Christian will never quite understand why his mother makes benignit for her employers but eats it sparingly. He thinks she finds it too sweet.
On the contrary, Leny finds landang, sago and the mere sight of kinugay bitter. She admits though that this has been a good thing because it spurred her, at 13, to leave Bato and work as a house helper in Cebu City.
By saving her earnings and that of her taxi driver-husband for more than four decades, she can offer their only child a college education.
Last week, the technically inclined Christian canvassed schools offering computer courses. At about the same time, Leny learned from her employer’s daughter, who now lives in Australia, that work involving computers has become very competitive. Immigrant Filipinos who worked in banks and stable firms woke up to find themselves “redundant.” With Information Technology (IT) teams downsized, employers prefer to outsource work to “cheaper” alternatives like India.
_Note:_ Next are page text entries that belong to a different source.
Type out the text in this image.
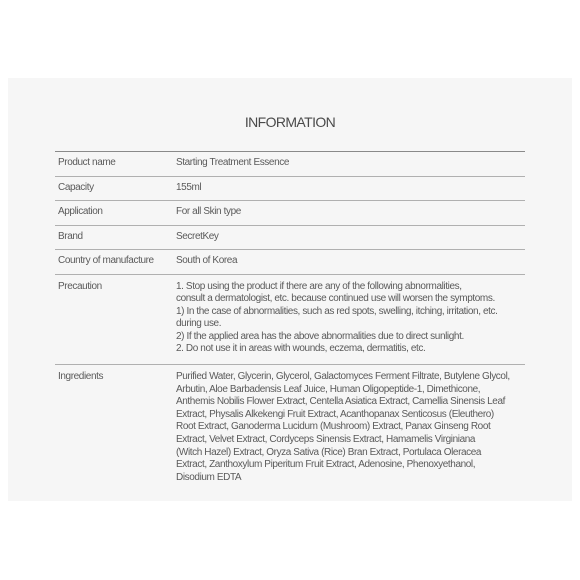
INFORMATION
Product name	Starting Treatment Essence
Capacity	155ml
Application	For all Skin type
Brand	SecretKey
Country of manufacture	South of Korea
Precaution	1. Stop using the product if there are any of the following abnormalities,
consult a dermatologist, etc. because continued use will worsen the symptoms.
1) In the case of abnormalities, such as red spots, swelling, itching, irritation, etc.
during use.
2) If the applied area has the above abnormalities due to direct sunlight.
2. Do not use it in areas with wounds, eczema, dermatitis, etc.
Ingredients	Purified Water, Glycerin, Glycerol, Galactomyces Ferment Filtrate, Butylene Glycol,
Arbutin, Aloe Barbadensis Leaf Juice, Human Oligopeptide-1, Dimethicone,
Anthemis Nobilis Flower Extract, Centella Asiatica Extract, Camellia Sinensis Leaf
Extract, Physalis Alkekengi Fruit Extract, Acanthopanax Senticosus (Eleuthero)
Root Extract, Ganoderma Lucidum (Mushroom) Extract, Panax Ginseng Root
Extract, Velvet Extract, Cordyceps Sinensis Extract, Hamamelis Virginiana
(Witch Hazel) Extract, Oryza Sativa (Rice) Bran Extract, Portulaca Oleracea
Extract, Zanthoxylum Piperitum Fruit Extract, Adenosine, Phenoxyethanol,
Disodium EDTA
In welfare economies like Australia and the US, Leny learns that the in-demand jobs are really in health care. But work is stressful, she is warned. Many nurses suffer from unending verbal and physical abuse. Hospitals in New South Wales bear conspicuous signs pointing out that health care professionals are only human and get hurt as well, “so please try not to be disruptive.”
For Leny, who only finished fourth grade, it is a confusing world where one cannot find work because one is too qualified. Work is work, she has always believed. When his time comes, she hopes her son will not look down on any job, contractual or otherwise.
Yet she wants, too, only the best for her boy. Not to get lost in the labyrinthine complexity of college and labor markets. Not to ever walk barefoot to school.
And never ever to go to sleep, just dreaming of buli stands waiting to be harvested.